ここまで見ると、解の公式は特別な魔法ではないことがわかる。

やっていることは、あくまで平方完成である。

ただ、係数が数字ではなく \(a,b,c\) になっているため、式が少し重く見える。

しかし、本質はふつうの平方完成と同じである。

たとえば、

\[ x^2 + 6x \]

を平方完成するとき、

\[ x^2 + 6x = (x+3)^2 - 9 \]

とする。

これは、\(x\) の係数6の半分である3を使っている。

同じように、

\[ x^2 + \frac{b}{a}x \]

では、\(x\) の係数 \(\frac{b}{a}\) の半分である \(\frac{b}{2a}\) を使っている。

だから、

\[ \left(x+\frac{b}{2a}\right)^2 \]

が出てくる。

ここが見えれば、解の公式はただの記号列ではなくなる。

判別式はどこから出てくるのか

解の公式を見ると、平方根の中に

\[ b^2 - 4ac \]

が出てくる。

この部分を

判別式

\[ D = b^2 - 4ac \]

とおき、判別式と呼ぶ。

なぜこの部分が大事なのか。

それは、解の公式の中で、この部分が平方根の中に入っているからである。

\[ x = \frac{-b \pm \sqrt{b^2 - 4ac}}{2a} \]
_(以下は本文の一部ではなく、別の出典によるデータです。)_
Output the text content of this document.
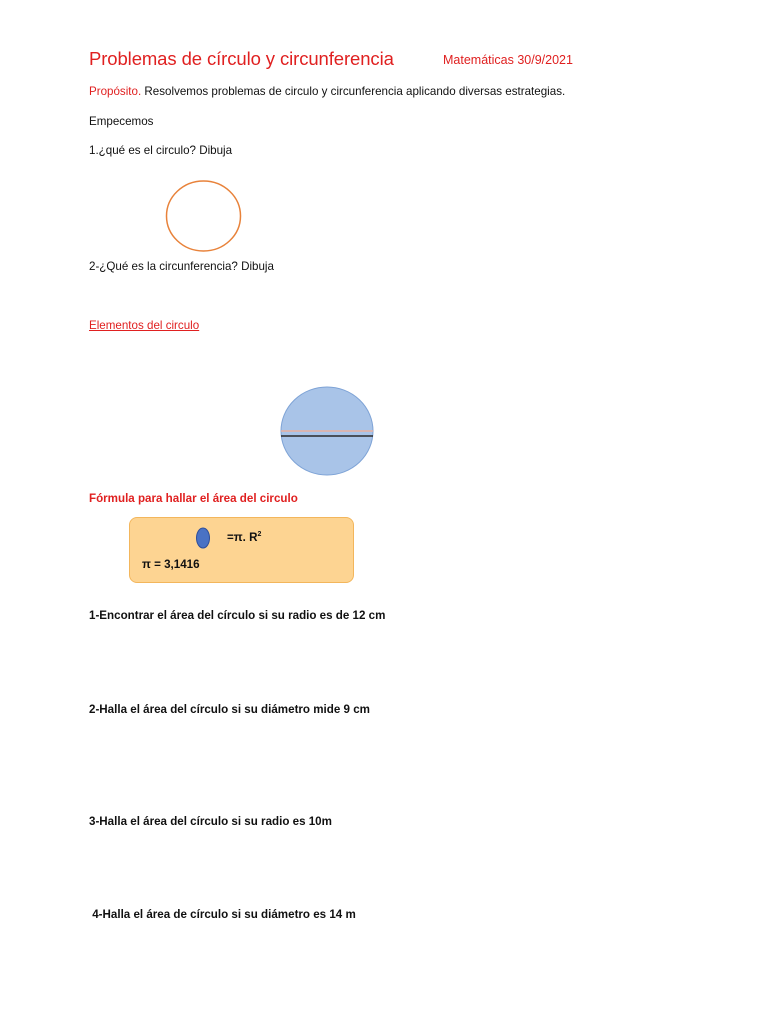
Problemas de círculo y circunferencia	Matemáticas 30/9/2021
Propósito. Resolvemos problemas de circulo y circunferencia aplicando diversas estrategias.
Empecemos
1.¿qué es el circulo? Dibuja
2-¿Qué es la circunferencia? Dibuja
Elementos del circulo
Fórmula para hallar el área del circulo
=π. $R^2$
π = 3,1416
1-Encontrar el área del círculo si su radio es de 12 cm
2-Halla el área del círculo si su diámetro mide 9 cm
3-Halla el área del círculo si su radio es 10m
4-Halla el área de círculo si su diámetro es 14 m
実数の範囲で考えると、平方根の中身が正か、0か、負かによって、解の様子が変わる。

  • \(D > 0\):異なる2つの実数解をもつ
  • \(D = 0\):重解をもつ
  • \(D < 0\):実数解をもたない

つまり、判別式は、解の公式の中に自然に現れる。

突然別のルールとして出てくるわけではない。

解の公式の平方根の中身を見ているのが、判別式である。

D < 0 のときは本当に解がないのか

ここで少し注意しておきたい。

高校数学では、

\[ D < 0 \quad \text{のとき、実数解なし} \]

と言う。

これは正しい。

ただし、「解がまったく存在しない」という意味ではない。

複素数まで考えれば、\(D < 0\) の場合でも解は存在する。

たとえば、

\[ x^2 + 1 = 0 \]

は、実数の範囲では解を持たない。

しかし、複素数を考えれば、

\[ x = \pm i \]

という解を持つ。

したがって、判別式で \(D < 0\) と言うときは、基本的には

実数解がない

という意味で理解するとよい。

公式は覚える。でも一度は導く。

解の公式は、覚えておくべき公式である。

これは間違いない。

試験のたびに毎回導いていたら、時間がかかりすぎる。

だから、使えるように覚えることは大事である。

しかし、覚えることと、意味を考えないことは違う。

一度でも自分で導いておくと、解の公式の見え方は変わる。

解の公式は、2次方程式を平方完成で解いた結果である。

そして、判別式は、

解の公式の平方根の中身である。

ここが見えると、公式と判別式が別々の知識ではなく、1つの流れとしてつながる。

まとめ

2次方程式の解の公式は、丸暗記して使う場面が多い。

しかし、ただの呪文として覚えるにはもったいない。

一般の2次方程式

\[ ax^2 + bx + c = 0 \]

を平方完成すると、

\[ x = \frac{-b \pm \sqrt{b^2 - 4ac}}{2a} \]

が出てくる。

つまり、解の公式は平方完成から導かれる。

また、平方根の中にある \(b^2 - 4ac\) が判別式である。

この値が正か、0か、負かによって、実数解の個数が変わる。

公式を覚えることは大事である。

ただし、一度は自分で導いてみる。

そうすると、解の公式も判別式も、ただの暗記ではなくなる。